But this still doesn't address a lot of problems for developers though. A "universal binary" is great, but when an AAA game is 50GB+, what use is that to mobile and tablet users?
The store is cloud based. It serves the client exactly what it need.
For example, even if you install a .net application from the store it will no longer give you the intermediate bytecode which would require your pc to have the latest .net CLR and compile at runtime. The store now compiles in the cloud for your pc and you already download the correct binary for the specific device you are on.
The same works for assets, the developer sets the device families and the user downloads only what is needed.
How do you optimise your games for each platform? The dev time for that doesn't suddenly reduce just because you only compile once rather than four times. Even on cutting edge tablets, you're effectively going to be playing a different version of Forza to the one on your Xbox. So why go through the impracticality of one app container at one price point?
Just like you would anywhere. UWP allows specific code for each platform, including low level cpu and memory access.
But, on the specifics of games, Ms has been testing for years now, tools and apis for the game to auto scale. Not just resolution and framerate. They have tools for scaling dynamically model quality, texture quality, effects quality, and so on. Of course, some of those requires pipeline changes so it might take a while, but as seen on Forza 6 Apex, Ms already has in place tools to set a target performance and let the game itself decide the quality of each setting considering how much headroom the system has at a given time.
Are Xbox/mobile users going to appreciate having to download large, updated apps over their capped data because you've patched PC code that they don't use?
Updates can be deployed separately. Both mobiles and apps are already doing so. Every once and a while Ms updates either the phone or the pc version of one of their bundled apps, and the update to the other platform takes a while because of known bugs.
In some cases like the photos app, the pc version currently has more editing tools, that are said to being ported to mobile but they are still working on performance and UI.
We've already seen Apple maintain two separate App Stores because even they understand, even with their walled gardens, one size fits all dev tools and shared architecture between iOS, tvOS, watchOS and macOS, that trying to tie desktop and mobile versions of programs into one app container just doesn't work on a practical level. Not least because both publishers and consumers have different price/feature/performance expectations on each platform.
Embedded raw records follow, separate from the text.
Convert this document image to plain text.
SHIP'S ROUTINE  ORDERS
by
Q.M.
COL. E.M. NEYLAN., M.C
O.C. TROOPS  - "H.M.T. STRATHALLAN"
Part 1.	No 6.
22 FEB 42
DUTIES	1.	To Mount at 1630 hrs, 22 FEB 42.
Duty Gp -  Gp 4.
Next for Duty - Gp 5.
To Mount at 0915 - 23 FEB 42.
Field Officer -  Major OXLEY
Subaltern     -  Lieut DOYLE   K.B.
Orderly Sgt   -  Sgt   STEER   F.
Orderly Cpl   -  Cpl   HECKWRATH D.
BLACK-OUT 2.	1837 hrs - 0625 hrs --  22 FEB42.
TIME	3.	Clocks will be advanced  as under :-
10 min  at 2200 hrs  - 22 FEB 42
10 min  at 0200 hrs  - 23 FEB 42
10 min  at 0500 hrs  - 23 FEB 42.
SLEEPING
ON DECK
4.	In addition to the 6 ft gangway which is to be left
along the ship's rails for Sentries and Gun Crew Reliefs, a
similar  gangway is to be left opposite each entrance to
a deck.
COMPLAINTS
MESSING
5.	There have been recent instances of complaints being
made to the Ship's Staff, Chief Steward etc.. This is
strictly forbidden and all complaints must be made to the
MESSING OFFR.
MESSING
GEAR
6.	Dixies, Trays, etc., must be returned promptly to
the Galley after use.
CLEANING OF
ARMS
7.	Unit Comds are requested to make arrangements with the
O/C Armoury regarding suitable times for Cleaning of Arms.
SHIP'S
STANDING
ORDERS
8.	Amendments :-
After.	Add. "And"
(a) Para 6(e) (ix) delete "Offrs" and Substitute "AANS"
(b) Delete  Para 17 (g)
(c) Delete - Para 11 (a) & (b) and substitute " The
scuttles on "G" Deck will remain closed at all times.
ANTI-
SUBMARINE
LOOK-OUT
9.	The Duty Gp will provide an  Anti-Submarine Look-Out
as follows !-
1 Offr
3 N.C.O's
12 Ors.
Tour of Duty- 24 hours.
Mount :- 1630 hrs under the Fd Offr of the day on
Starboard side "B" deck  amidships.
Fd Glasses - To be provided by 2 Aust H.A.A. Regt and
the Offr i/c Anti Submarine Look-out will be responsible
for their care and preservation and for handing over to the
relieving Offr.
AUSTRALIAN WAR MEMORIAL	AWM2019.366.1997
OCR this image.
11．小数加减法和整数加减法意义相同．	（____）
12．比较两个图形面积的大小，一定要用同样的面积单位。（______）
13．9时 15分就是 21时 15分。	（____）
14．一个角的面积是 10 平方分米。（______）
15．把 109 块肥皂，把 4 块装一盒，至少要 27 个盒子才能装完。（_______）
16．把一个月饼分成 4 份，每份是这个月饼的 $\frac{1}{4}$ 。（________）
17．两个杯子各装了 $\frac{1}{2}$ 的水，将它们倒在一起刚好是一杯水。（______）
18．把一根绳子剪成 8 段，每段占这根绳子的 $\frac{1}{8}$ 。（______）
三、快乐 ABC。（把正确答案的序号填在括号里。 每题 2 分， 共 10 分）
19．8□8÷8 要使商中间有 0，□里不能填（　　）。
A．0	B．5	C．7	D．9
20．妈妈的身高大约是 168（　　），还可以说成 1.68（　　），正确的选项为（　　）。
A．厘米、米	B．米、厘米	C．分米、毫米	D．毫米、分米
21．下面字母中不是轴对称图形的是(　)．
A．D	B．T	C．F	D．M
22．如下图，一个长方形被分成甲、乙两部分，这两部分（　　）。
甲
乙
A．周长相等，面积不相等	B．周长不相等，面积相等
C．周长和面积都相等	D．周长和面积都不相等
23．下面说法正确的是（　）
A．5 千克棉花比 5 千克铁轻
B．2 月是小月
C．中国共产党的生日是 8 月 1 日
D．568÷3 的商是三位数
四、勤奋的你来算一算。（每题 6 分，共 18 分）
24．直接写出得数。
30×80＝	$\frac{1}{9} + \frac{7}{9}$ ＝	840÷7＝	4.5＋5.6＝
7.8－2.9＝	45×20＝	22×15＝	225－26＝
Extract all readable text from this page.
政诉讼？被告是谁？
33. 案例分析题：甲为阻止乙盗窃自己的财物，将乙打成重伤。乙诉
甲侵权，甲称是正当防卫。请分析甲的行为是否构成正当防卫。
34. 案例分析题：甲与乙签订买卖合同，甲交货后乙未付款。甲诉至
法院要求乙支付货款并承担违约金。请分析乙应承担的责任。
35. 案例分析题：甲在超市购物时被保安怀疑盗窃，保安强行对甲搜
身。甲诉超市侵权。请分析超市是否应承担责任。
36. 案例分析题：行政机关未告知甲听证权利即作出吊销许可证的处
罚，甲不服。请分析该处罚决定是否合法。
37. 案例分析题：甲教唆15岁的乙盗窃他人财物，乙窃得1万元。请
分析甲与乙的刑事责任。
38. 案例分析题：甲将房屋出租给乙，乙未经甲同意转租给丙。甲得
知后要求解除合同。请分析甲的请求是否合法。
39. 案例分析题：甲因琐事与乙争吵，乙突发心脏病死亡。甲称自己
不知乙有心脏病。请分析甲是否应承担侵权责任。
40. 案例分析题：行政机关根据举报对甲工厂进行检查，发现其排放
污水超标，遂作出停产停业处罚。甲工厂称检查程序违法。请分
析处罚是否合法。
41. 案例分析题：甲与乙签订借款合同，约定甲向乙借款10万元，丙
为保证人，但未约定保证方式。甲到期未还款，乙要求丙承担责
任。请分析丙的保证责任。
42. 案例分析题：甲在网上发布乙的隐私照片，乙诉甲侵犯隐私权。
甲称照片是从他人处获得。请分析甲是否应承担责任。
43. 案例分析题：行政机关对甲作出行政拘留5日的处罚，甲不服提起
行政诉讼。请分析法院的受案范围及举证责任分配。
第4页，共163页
That's what you got wrong. UWP is not one size fits all, that was winRT and Win8.
UWP and Win10 is all about understanding the underlying platform where your app is running and adapt to it, with very specific UI and logic if so is needed.
UWP is answering questions no developer or user was asking and even then many of those are only hypothetical answers. This is a world where PC gaming is ruled by traditional Win32 apps distributed by Valve, where 99% of mobile users are on Android and iOS and where more than half of console users are on PlayStation. Nothing UWP brings helps publishers address any of that so, truly, what is the point?
Wut? Plenty developers ask for unification of platforms. Win32 even is a result of such requests, because before that you had one programming model for desktop windows and another one for server. And for devices that demand is even higher. Just see the entire PDA/Mobile windows history. Or when apple first introduced the ipad, or even now on Android/Chrome OS.
And you are still wrong when you say there's no point, because one of the main drivers of uwp is to bring apps from other platforms easily to it. (And there's also work to bring uwp to those other platforms) while porting them to win32 basically means throwing everything away and starting over. But even if that was the case, there's the fact that developers that already develop win32 apps and games can continue to develop them as uwp and now gain more markets to explore almost for free.
But what you've described there is effectively two separate games. They have different art assets and there's no way you'd be able to bring all the logic from a console game directly to mobile even if they do share the same codebase.
Well, that's basically why uwp is needed.
You want to use a system shell? Very close api and code on both mobile and pc and console. Want to make a direct x call to render something? The same deal. Or receive player input? Connect to xbox Live? Play a sound? Access the storage?
Basically all common interactions are well, common. You can, and should have unique code for every platform, but that's usually low level optimizations and interface logic, both of which are usually a very small part of the codebase.